Matthew Syed explores the boundaries of that trust in his book Black Box Thinking. He tells the alarming and poignant story of Elaine and Martin Bromiley: Elaine died during a very minor, routine procedure at a UK Hospital. In the aftermath of her death, her husband, Martin, who was a pilot, explored the similarities between the circumstances that lead to her hospital death and a United Airlines plane crash that happened almost 30 years earlier.
The powerful effect of social and occupational hierarchy prevented the flight engineer from assertively questioning his captain about fuel reserves in the United crash, much like the nursing staff failed to communicate their reservations about a tracheotomy in the case of Elaine Bromiley. Both examples expose the heavy influence of human factors, social influence and to a certain degree, cognitive dissonance.
The stories diverge when analysing the difference in response to these incidents, where the fixed mindset within the medical setting quickly became apparent. The airline enquiry was initiated immediately, involving real-time and historical data, including the ‘Black Box.’ The findings were published far and wide, resulting in global changes to cockpit protocols, pilot training and flying manuals, demonstrating a growth mindset. In addition to the airline and those directly involved, the entire industry wanted to learn from the tragedy to prevent future incidents of a similar nature. Essentially, there was a strong impetus for reform.
The hospital enquiry, on the other hand, indicated that human factors and cognitive dissonance were at play in the scenario, with the nurse not wanting to challenge the actions or decisions of those more senior to her. The hierarchy was evident, and it appears that medical status is more likely to be assumed as clinically infallible.
Fixed mindsets and a culture of self-justification are a risk to all professions and industries.
This is especially true as we face the challenge of returning to some sense of “normality” post COVID. There are no precedents, only lessons to be learnt.
Clear communication, as with any new procedure, policy or change, is essential.

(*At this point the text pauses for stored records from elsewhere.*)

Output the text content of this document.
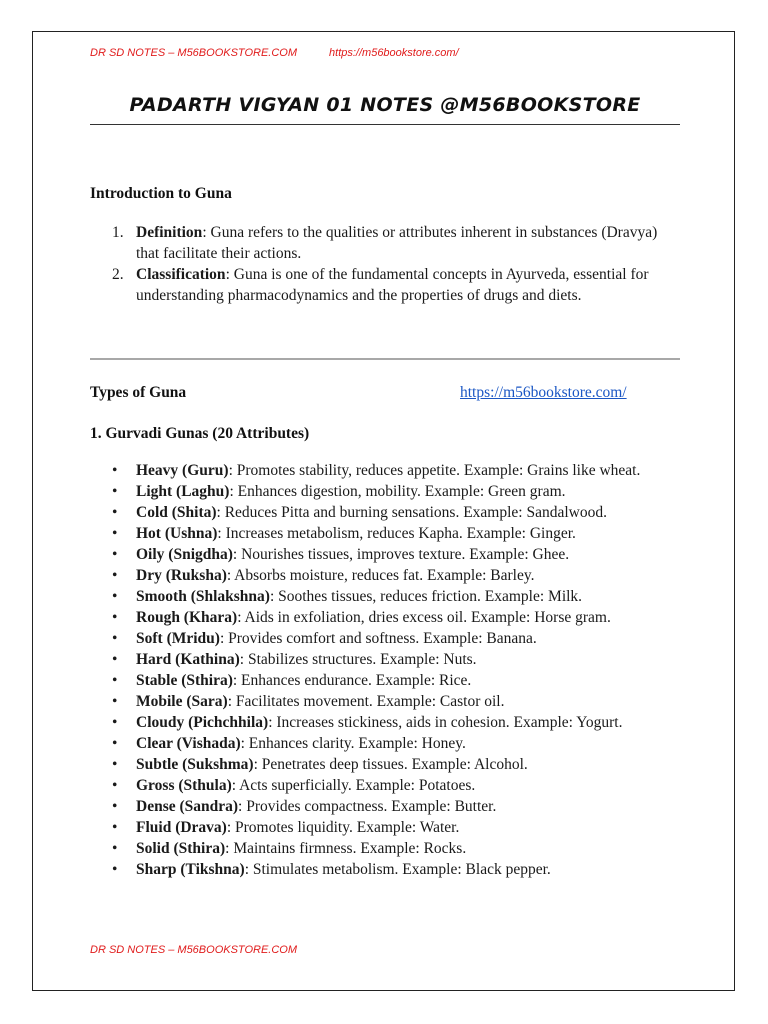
DR SD NOTES – M56BOOKSTORE.COM	https://m56bookstore.com/
PADARTH VIGYAN 01 NOTES @M56BOOKSTORE
Introduction to Guna
1. Definition: Guna refers to the qualities or attributes inherent in substances (Dravya) that facilitate their actions.
2. Classification: Guna is one of the fundamental concepts in Ayurveda, essential for understanding pharmacodynamics and the properties of drugs and diets.
Types of Guna	https://m56bookstore.com/
1. Gurvadi Gunas (20 Attributes)
• Heavy (Guru): Promotes stability, reduces appetite. Example: Grains like wheat.
• Light (Laghu): Enhances digestion, mobility. Example: Green gram.
• Cold (Shita): Reduces Pitta and burning sensations. Example: Sandalwood.
• Hot (Ushna): Increases metabolism, reduces Kapha. Example: Ginger.
• Oily (Snigdha): Nourishes tissues, improves texture. Example: Ghee.
• Dry (Ruksha): Absorbs moisture, reduces fat. Example: Barley.
• Smooth (Shlakshna): Soothes tissues, reduces friction. Example: Milk.
• Rough (Khara): Aids in exfoliation, dries excess oil. Example: Horse gram.
• Soft (Mridu): Provides comfort and softness. Example: Banana.
• Hard (Kathina): Stabilizes structures. Example: Nuts.
• Stable (Sthira): Enhances endurance. Example: Rice.
• Mobile (Sara): Facilitates movement. Example: Castor oil.
• Cloudy (Pichchhila): Increases stickiness, aids in cohesion. Example: Yogurt.
• Clear (Vishada): Enhances clarity. Example: Honey.
• Subtle (Sukshma): Penetrates deep tissues. Example: Alcohol.
• Gross (Sthula): Acts superficially. Example: Potatoes.
• Dense (Sandra): Provides compactness. Example: Butter.
• Fluid (Drava): Promotes liquidity. Example: Water.
• Solid (Sthira): Maintains firmness. Example: Rocks.
• Sharp (Tikshna): Stimulates metabolism. Example: Black pepper.
DR SD NOTES – M56BOOKSTORE.COM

People won’t be returning to the offices they were used to before the mass exodus. Temperature checks and extra cleaning may be a given, but what about your morning cup of tea? Too much risk in sharing mugs and dishwashers. Lunches stored in the fridge? No such thing. Hand dryers in the bathroom? Back to paper towels. Coffee shop open downstairs? Not just yet. Meeting rooms? Trickier than ever to navigate.
Although we’ve all coped differently, it’s safe to assume we are all eager to get some normality back into our working lives—whether that means preparing to work from home on a more long-term basis, and therefore being armed with the things needed to do this successfully, or gradually entering back into the office environment. With all that said, managing employee expectations is crucial, particularly in a time of elevated anxiety. Not only does this need to be clearly communicated, but the expectations of staff themselves need to be managed.
We will all need to be leaders and be willing to speak up if we see any risks.
FM roles have now expanded in scope and come with added responsibility; they simply won’t be able to identify all of the issues and risks within the office environment and will require the eyes and ears of all of us, not to mention the power of technology, working collectively to ensure the office is as safe as it can be as we enter a world of new social norms. As a result, social judgement will need to be forgotten once and for all.
There will be failures and tremendous opportunities for learning and growth as we all navigate this new work environment. Speaking up, identifying risks, reflecting on mistakes, probing errors and making suggestions will all be non-negotiable. A solution-oriented, growth mindset, essentially Black Box Thinking, is required now more than ever before.